- Theatrical release poster
- Directed by: Guru Karthikeyan
- Written by: Guru Karthikeyan
- Produced by: Hari Krishnan Vasudevan
- Starring: Sugi Vijay; Yanni Jackson; Sharmi;
- Cinematography: Mohan Chandra
- Edited by: Santhosh Kumar
- Music by: Hari Dass
- Production company: Blue Whale Entertainments
- Release date: 6 December 2024;
- Country: India
- Language: Tamil

= Blood and Black =

Indian horror thriller film

Blood and Black is a 2024 Indian Tamil-language horror thriller film written and directed by Guru Karthikeyan. The film stars Sugi Vijay and Yanni Jackson. The film was produced by Hari Krishnan Vasudevan under the banner of Blue whale entertainments.

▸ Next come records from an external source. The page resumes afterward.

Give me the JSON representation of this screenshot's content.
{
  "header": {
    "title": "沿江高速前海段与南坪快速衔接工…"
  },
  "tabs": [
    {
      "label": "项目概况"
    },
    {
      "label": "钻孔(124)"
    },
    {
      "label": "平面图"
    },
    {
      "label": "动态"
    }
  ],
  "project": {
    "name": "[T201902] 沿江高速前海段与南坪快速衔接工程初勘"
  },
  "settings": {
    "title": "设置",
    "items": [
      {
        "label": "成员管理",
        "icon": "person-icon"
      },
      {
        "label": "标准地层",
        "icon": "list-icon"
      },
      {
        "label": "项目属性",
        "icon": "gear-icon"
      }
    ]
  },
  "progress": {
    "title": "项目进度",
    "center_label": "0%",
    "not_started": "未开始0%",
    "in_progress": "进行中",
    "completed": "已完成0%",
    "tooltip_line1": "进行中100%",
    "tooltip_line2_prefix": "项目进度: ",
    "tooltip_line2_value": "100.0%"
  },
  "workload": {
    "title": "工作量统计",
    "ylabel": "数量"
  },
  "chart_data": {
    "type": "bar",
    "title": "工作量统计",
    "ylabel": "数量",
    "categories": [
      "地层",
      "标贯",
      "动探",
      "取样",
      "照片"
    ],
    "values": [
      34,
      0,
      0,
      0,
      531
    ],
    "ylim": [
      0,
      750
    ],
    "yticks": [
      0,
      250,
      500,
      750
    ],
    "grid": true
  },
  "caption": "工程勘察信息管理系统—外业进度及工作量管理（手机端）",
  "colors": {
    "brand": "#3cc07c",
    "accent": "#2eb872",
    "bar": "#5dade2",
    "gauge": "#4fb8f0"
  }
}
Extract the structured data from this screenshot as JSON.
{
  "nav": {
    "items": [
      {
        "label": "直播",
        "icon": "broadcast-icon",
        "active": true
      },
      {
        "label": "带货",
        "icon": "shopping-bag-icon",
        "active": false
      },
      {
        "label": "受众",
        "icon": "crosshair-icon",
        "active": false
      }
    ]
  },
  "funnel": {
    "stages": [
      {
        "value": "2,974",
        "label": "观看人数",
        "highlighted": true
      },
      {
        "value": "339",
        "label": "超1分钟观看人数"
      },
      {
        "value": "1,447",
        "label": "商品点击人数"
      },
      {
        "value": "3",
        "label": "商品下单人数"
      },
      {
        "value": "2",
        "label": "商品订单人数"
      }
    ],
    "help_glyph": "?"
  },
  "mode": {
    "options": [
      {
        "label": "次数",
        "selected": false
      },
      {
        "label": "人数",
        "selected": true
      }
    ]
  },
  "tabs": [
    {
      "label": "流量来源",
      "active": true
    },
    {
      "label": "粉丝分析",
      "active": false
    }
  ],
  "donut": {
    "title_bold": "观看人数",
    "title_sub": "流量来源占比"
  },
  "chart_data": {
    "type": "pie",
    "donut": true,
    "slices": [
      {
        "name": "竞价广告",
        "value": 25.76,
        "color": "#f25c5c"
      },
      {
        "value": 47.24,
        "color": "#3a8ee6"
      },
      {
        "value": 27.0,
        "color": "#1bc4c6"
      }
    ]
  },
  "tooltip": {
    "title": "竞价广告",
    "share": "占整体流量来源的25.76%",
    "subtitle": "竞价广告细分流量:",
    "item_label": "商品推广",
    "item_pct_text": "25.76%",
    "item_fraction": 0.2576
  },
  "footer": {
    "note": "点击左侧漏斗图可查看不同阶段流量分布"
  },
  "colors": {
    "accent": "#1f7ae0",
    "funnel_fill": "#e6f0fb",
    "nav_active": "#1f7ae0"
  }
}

Blood and Black was released in theatres on 6 December 2024.

== Cast ==

- Sugi Vijay
- Yanni Jackson
- Sharmi
- Kishore Ram
- Karthick Sanjay

== Production ==
The film was produced by Hari Krishnan Vasudevan under the banner of Blue Whale Entertainments. The cinematography was done by Mohan Chandra while editing was handled by Santhosh Kumar and music composed by Hari Dass.

== Release ==
Blood and Black was released in theatres on 6 December 2024.

== Reception ==
A critic from Dina Thanthi wrote a positive review for the film. A Maalai Malar critic rated Blood and Black 2.5 out of 5 stars and wrote "even though it is a Tamil film, the story and dialogues are in English in many scenes".